Desperate to boost exercise rates, the Food and Drug Administration capitalized on the soaring popularity of electric scooters as an alternative means of transportation and formally classified riding the scooters as exercise that will count toward the recommended - but, for many Americans, hopelessly unattainable - 20 minutes of physical activity per day.
"Our aim is to encourage people and get them moving, and these vehicles do that," said FDA spokesperson Bryce Hanson. "People are tired of feeling that they're not really exercising if they're not running a marathon or at least breaking a sweat. We're now saying to them, look, you're doing great. And this counts."
While some ardent exercise advocates pushed back, arguing that merely standing on a motorized vehicle that transports you somewhere hardly results in the sorts of elevated heart rates necessary to yield significant cardiovascular benefits, Hanson countered by detailing the many positives about riding electric scooters.
"For one, it's very low impact, reducing risk of bone.fracture," he said. "And there's also a substantial balancing component, the potential benefits of which can't be overstated."

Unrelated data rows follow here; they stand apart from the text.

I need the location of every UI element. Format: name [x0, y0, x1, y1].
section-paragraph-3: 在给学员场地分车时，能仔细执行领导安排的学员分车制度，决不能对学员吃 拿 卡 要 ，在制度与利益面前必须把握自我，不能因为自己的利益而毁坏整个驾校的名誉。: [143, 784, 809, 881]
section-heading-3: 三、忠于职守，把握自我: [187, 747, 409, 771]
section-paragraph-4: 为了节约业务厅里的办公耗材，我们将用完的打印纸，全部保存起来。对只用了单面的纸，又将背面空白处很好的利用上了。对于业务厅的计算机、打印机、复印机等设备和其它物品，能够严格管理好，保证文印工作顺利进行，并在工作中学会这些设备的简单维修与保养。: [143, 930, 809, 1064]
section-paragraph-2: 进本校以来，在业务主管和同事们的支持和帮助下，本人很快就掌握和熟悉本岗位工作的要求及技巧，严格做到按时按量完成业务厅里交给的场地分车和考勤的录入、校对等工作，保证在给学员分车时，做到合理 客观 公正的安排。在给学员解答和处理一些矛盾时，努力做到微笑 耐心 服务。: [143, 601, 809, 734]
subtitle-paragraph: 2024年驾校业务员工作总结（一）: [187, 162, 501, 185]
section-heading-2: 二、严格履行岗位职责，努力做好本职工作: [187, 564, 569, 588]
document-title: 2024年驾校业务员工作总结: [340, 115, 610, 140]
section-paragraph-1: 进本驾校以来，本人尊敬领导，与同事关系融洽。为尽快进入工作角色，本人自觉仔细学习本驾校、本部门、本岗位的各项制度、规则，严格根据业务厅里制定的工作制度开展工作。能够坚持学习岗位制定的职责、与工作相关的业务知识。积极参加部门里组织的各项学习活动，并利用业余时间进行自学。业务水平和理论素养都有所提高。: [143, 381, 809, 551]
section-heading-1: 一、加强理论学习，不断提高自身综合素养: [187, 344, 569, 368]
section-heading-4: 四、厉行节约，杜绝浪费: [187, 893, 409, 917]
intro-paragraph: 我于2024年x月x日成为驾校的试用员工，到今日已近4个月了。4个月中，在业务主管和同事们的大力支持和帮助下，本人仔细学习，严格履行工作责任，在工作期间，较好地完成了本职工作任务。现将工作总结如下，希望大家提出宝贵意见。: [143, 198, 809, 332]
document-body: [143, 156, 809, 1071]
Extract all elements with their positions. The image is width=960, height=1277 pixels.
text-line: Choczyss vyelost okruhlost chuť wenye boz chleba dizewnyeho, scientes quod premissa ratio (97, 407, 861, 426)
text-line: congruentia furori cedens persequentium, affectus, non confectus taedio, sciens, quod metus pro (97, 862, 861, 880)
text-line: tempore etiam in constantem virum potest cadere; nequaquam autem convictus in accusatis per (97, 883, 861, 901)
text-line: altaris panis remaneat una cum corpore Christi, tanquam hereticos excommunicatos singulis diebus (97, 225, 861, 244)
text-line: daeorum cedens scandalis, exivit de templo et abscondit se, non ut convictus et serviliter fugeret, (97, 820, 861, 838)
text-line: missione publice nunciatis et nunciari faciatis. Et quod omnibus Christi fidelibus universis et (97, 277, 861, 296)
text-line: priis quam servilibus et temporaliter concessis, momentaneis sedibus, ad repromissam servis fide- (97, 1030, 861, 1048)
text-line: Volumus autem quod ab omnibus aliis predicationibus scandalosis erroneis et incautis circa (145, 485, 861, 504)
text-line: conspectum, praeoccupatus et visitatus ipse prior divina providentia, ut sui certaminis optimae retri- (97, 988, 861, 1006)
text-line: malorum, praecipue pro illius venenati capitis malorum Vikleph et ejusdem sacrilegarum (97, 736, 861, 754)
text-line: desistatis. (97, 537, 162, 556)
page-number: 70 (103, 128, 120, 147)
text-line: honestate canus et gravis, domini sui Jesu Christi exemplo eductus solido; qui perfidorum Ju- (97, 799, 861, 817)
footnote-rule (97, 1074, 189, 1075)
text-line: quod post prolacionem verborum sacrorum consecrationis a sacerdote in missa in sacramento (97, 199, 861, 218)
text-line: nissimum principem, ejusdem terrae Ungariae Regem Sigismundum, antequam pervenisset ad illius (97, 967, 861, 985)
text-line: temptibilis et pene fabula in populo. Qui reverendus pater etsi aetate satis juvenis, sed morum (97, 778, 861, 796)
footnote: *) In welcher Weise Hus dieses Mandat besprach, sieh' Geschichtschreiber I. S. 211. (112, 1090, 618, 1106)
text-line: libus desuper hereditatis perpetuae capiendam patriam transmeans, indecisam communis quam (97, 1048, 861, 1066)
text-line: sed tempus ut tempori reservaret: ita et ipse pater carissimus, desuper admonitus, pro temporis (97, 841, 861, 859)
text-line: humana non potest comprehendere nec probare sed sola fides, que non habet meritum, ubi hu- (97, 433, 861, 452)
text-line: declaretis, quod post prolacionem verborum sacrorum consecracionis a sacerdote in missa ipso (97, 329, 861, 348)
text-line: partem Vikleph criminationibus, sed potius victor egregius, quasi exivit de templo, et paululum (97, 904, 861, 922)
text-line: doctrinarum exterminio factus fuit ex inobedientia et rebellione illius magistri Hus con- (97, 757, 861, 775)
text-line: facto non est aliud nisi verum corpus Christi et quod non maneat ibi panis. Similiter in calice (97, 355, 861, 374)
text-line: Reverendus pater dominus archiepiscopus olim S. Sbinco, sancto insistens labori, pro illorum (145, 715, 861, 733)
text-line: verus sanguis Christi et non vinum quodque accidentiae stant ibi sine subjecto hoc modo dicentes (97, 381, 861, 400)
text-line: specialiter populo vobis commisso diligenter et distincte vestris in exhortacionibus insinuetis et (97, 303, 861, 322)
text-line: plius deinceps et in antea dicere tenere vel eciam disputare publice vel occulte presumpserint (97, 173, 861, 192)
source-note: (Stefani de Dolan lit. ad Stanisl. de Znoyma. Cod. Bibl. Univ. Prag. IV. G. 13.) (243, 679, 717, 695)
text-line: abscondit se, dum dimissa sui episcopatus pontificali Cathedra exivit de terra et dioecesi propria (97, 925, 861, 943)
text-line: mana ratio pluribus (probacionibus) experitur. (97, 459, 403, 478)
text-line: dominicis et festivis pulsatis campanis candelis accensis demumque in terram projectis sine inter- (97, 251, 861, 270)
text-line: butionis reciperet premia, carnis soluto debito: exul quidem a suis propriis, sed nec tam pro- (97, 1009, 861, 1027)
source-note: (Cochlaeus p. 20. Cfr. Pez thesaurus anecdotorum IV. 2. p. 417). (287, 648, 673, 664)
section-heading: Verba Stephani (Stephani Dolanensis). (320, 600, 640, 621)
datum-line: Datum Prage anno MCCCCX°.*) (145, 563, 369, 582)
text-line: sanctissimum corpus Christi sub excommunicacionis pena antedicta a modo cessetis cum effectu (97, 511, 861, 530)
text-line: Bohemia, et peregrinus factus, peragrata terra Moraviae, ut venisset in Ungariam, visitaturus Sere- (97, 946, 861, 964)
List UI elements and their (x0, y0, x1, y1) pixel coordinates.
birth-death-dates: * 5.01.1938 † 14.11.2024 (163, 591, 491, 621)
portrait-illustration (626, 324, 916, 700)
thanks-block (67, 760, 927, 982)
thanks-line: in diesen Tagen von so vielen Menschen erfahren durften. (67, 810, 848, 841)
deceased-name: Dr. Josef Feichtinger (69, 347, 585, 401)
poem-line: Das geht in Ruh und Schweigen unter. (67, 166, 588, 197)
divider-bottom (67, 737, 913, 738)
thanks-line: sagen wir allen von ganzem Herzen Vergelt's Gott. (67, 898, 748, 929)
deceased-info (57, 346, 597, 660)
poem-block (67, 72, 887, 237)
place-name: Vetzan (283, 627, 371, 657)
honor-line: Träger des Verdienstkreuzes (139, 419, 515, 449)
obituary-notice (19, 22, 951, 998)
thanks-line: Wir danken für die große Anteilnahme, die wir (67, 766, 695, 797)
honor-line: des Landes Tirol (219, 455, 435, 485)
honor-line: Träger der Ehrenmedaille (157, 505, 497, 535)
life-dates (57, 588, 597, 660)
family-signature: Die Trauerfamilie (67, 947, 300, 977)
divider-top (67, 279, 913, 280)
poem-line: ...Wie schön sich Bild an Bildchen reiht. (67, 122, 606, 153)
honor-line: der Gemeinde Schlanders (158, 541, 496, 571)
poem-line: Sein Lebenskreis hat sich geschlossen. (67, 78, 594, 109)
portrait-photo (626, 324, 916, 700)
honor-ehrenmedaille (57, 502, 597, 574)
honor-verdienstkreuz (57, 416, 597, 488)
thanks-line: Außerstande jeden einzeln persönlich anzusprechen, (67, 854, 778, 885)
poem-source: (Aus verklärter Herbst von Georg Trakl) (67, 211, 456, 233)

In a rare moment of candor, however, when pressed as to whether he'd be willing to state under oath that riding an electric scooter qualifies as actual exercise, Hanson admitted that he would not - but pleaded that the FDA was doing the best it could with what it had to work with.
"It may not really be exercise," he granted, "but at this point we'll settle for anything that gets people away from the television screen and out of the house. We're trying to keep our expectations realistic."
And by all indications, the FDA's inclusive approach to what qualifies as "exercise" is paying off in spades.
"I'm now exercising an average of thirty minutes a day, on my way to work downtown and back," said Trevor Martin of New York City. "I've always heard that the best kind of exercise is one you'll actually do, and I finally found one! It feels great."